Тучи идут на ветер | страница 7
— А вона Маныч чей? Али Хомутец? Скажь! — подступал Сидорка-Заяц, конопатый малец с раздвоенной верхней губой.
Коновод взглядом осаживал выскочку: порядок ломаешь, мол, затыкаешь рот старшим. Сам же терпеливо разъяснял:
— Земля казачья. Вода в колодезе казачья. Да и Маныч тож казачий. А ты кто тут будешь? Хохол. Гольтепа.
Исподлобья озирал примолкшую ватагу, обступившую тесным кругом. Ставил вопрос ребром:
— Тебе земли надоть?
Черпал горстью пыль; набивая в рот Борьке, приговаривал:
— На, поешь вволю, она сла-адкая… навроде сахару в головках, что в лавке Терешки Бурова.
На завалинке, на сугреве, дымили цигарками старые казаки. Прервав разговор, внимательно следили. Развязкой оставались довольны: зелень растет достойная. Можно и помирать со спокойной душой — нажитое за долгую жизнь в надежных руках.
С годами туже затягивалась вражда.
Мучительно искал Борька выход. Не поклон, не низ. Верх! В тесном проулке, встречаясь с казачонком, — бил; двоих тоже бил. Уступали дорогу трое. Жались к плетням, грозились, показывая кулаки, а сами озирались, куда бы рвануть. Со всеми свел счеты. Не выпадало повидаться с самим коноводом. Жил Захарка на другом краю хутора; к тому же осторожничал, не рисковал отлучаться со своего базу без ватаги. А третьего дня свела их узенькая тропка в Хо-мутце, у пруда.
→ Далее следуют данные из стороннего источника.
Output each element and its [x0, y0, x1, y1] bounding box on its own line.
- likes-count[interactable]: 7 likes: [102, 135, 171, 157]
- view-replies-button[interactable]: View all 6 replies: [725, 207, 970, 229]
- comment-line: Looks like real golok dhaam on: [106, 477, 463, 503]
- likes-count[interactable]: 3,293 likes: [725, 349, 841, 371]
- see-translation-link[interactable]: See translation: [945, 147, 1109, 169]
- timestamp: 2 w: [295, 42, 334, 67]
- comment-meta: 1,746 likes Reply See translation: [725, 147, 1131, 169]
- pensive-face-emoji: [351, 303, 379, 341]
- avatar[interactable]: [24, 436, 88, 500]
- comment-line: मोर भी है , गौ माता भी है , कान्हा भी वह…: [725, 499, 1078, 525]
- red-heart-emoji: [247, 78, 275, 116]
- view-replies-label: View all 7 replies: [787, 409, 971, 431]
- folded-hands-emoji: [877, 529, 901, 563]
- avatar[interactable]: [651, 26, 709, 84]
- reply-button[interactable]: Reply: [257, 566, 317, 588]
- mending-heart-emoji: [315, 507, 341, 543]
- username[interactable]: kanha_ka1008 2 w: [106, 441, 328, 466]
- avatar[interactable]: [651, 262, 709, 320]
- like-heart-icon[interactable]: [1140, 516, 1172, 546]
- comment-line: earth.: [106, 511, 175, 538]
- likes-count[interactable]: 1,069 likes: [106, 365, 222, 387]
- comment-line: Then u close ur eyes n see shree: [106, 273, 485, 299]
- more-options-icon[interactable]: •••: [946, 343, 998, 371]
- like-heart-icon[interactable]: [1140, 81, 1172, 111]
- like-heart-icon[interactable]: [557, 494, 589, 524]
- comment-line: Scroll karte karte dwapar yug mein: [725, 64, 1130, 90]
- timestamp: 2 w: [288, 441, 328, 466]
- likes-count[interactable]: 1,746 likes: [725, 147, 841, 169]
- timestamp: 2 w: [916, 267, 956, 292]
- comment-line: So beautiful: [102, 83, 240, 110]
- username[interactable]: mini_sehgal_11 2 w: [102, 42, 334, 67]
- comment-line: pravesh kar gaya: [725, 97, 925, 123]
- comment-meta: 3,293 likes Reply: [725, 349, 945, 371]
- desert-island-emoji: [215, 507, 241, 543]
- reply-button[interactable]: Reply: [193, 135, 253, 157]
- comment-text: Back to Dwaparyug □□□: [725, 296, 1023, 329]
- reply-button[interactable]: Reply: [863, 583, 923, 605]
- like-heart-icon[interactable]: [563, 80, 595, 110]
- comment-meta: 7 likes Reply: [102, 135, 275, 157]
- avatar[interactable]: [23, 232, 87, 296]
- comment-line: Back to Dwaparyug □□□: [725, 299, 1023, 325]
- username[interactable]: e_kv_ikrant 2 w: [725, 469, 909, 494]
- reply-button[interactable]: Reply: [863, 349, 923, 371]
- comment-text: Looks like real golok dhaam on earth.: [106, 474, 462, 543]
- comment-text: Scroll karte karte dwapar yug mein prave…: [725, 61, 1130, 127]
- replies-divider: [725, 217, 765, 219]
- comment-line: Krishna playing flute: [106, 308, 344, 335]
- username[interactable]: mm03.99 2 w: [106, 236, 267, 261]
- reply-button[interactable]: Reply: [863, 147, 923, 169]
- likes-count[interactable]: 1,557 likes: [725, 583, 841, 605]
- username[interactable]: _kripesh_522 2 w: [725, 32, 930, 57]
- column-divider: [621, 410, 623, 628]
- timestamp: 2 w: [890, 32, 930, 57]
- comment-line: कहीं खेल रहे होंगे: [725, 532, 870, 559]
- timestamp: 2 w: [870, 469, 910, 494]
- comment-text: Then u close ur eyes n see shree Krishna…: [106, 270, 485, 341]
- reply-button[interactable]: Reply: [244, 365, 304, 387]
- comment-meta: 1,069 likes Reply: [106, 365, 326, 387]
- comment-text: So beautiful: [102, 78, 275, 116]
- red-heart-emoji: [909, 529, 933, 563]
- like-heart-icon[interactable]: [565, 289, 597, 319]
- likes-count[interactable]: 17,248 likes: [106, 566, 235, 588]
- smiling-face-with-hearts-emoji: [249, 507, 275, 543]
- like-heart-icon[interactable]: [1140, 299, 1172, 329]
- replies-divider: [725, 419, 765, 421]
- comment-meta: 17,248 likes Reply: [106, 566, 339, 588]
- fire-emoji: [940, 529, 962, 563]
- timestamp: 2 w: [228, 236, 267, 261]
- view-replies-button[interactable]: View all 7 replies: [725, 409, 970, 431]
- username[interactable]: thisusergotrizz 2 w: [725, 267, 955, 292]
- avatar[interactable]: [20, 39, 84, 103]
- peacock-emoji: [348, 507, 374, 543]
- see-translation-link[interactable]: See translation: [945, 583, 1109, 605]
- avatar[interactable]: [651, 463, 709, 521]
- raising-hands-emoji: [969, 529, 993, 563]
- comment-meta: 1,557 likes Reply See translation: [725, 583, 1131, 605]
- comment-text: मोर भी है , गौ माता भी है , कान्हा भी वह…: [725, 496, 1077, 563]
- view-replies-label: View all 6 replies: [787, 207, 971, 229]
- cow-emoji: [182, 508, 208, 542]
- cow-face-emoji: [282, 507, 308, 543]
Сидел Борька с удочкой в чаканной прогалине. Услышал конский топот. С бугра танцующей рысью спускался золотисто-рыжий скакун. Обалдело, со спертым дыханием дивился оскаленной злющей морде, могучей груди и роскошному хвосту, волочившемуся по бурьяну. На всадника не глянул, пока тот не подал голос:
— Мути-и, самому жрать!
Захарка!
Подкравшись, ухватил его за босую ногу. Напоил вдосталь казачьей водицей; не выпуская ворот защитной рубахи, вывел на сухое. Не кричал Захарка, не вырывался, молча ждал своей участи.
— Лысый чей же будет? Вроде на конюшне у вас таких не водилось…
— Братнин… Игната. На побывку пришел.
— Ученый, ишь… Не тикает, хозяина дожидается.
Борьку била дрожь от удачливой встречи. Но странное дело: не торопился исполнить застаревший приговор — досыта накормить Захарку землей. Пухлая подушка, крыло, начищенное до огня медное стремя отбирают глаза. Конь будто нарочно дразнил, обмахиваясь мокрым хвостом; вскидывая голову, губами пытался вытолкнуть удила.
Осилил соблазн. Встряхнул Захарку, чтобы помнил, выпустил ворот.
— Пропала охота связываться с тобой… Дал бы в седле рыжего посидеть.
Ворочая горевшей шеей, Захарка вывел коня из воды. Пристраивая ногу к стремени, сплюнул.